Gold-plating the cow paths

I was quoted a couple of weeks ago as saying, albeit in private, the following:

“HTML fails to be simple if it can’t provide what authors regularly need and end up turning to other encodings” — @phae

@slightlylate

For context, that was in response to a remark made by a friend that HTML fails if authors can’t use it because it has become too complex and attempts to describe too much. My response was that it fails not because it’s complicated, but when an author cannot express their content accurately with the toolkit they’re supplied and have to go to another encoding to find what they’re looking for. That’s the language passing the buck, in my opinion.

Don’t get me wrong – I’m not suggesting HTML should cover every niche semantic everyone is ever going to want to express ever. That would be crazy and confusing. HTML should express what is most commonly used, and at the moment it doesn’t – which is why we still see microformats, microdata, component model, schema.org etc. trying to fill the gaps. And not just trying to fill the gaps, but trying to provide data on which decisions can be made about what should be in HTML.

HTML, and a platform that provides, should be the end goal. Microformats, et al., are the research grounds that should be directly contributing with the evidence and data they are able to garner. In fact, the most popular microformats, shown through demand and usage, should just be in HTML as a standard, by being provided for with semantically appropriate new elements.

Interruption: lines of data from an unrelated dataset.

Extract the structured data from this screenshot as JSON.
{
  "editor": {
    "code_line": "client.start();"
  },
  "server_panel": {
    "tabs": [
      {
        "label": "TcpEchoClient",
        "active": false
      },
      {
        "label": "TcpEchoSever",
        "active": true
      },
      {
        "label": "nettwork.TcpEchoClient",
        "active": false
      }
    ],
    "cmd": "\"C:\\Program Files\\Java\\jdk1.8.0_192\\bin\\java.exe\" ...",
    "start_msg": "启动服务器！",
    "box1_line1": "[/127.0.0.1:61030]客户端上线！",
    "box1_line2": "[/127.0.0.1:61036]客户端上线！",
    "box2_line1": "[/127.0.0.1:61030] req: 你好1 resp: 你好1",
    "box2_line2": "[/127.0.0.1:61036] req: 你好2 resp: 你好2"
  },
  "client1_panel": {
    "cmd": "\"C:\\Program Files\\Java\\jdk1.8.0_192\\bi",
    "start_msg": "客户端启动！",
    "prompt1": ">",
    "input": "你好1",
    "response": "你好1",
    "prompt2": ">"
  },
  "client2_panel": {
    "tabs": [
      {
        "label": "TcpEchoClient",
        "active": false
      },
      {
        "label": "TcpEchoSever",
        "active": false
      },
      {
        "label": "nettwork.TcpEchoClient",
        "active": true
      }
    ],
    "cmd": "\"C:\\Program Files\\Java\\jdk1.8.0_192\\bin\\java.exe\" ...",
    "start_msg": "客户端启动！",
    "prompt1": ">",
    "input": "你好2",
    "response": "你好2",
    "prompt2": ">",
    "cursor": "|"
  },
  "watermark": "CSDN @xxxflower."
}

We’ve seen this work. Microformats started doing things with dates, most specifically, hCalendar. It had a slightly cludgy way of marking up time, using abbr. The accessibility lot were rightfully less than impressed, and other patterns were tried – title and spans and all kinds of things. But in short, it was shown that time gets talked about a lot, and we needed something better. We got <time> in HTML. Hooray! The system works! Well, except when it doesn’t. Go read Bruce Lawson’s take, as the powers that be removed time and replaced it with data. Gee, thanks.

We shouldn’t expect authors to go in search of richer mark-up from other sources when what they’re trying to do is really common, when a need has been shown, and a pattern has been proven.

hgroups and sub-titles

I realise that queries or concerns about HTML 5 elements should make their way onto the WHATWG mailing list, but I just wanted to get a few thoughts out on here about what I’ve spent far too long discussing at work recently. It’s perfectly likely that I’ve totally got the wrong end of the proverbial, so this is just me trying to get my mind straight on why I feel something about this is unnatural and I welcome comments to help clarify or discuss.

So, hgroup, eh?

hgroup is one of the new elements featuring in the HTML 5 specification. It’s purpose, quite simply, is to group two or more headings together into one block so that subheadings are treated differently and only the first heading becomes part of the document outline.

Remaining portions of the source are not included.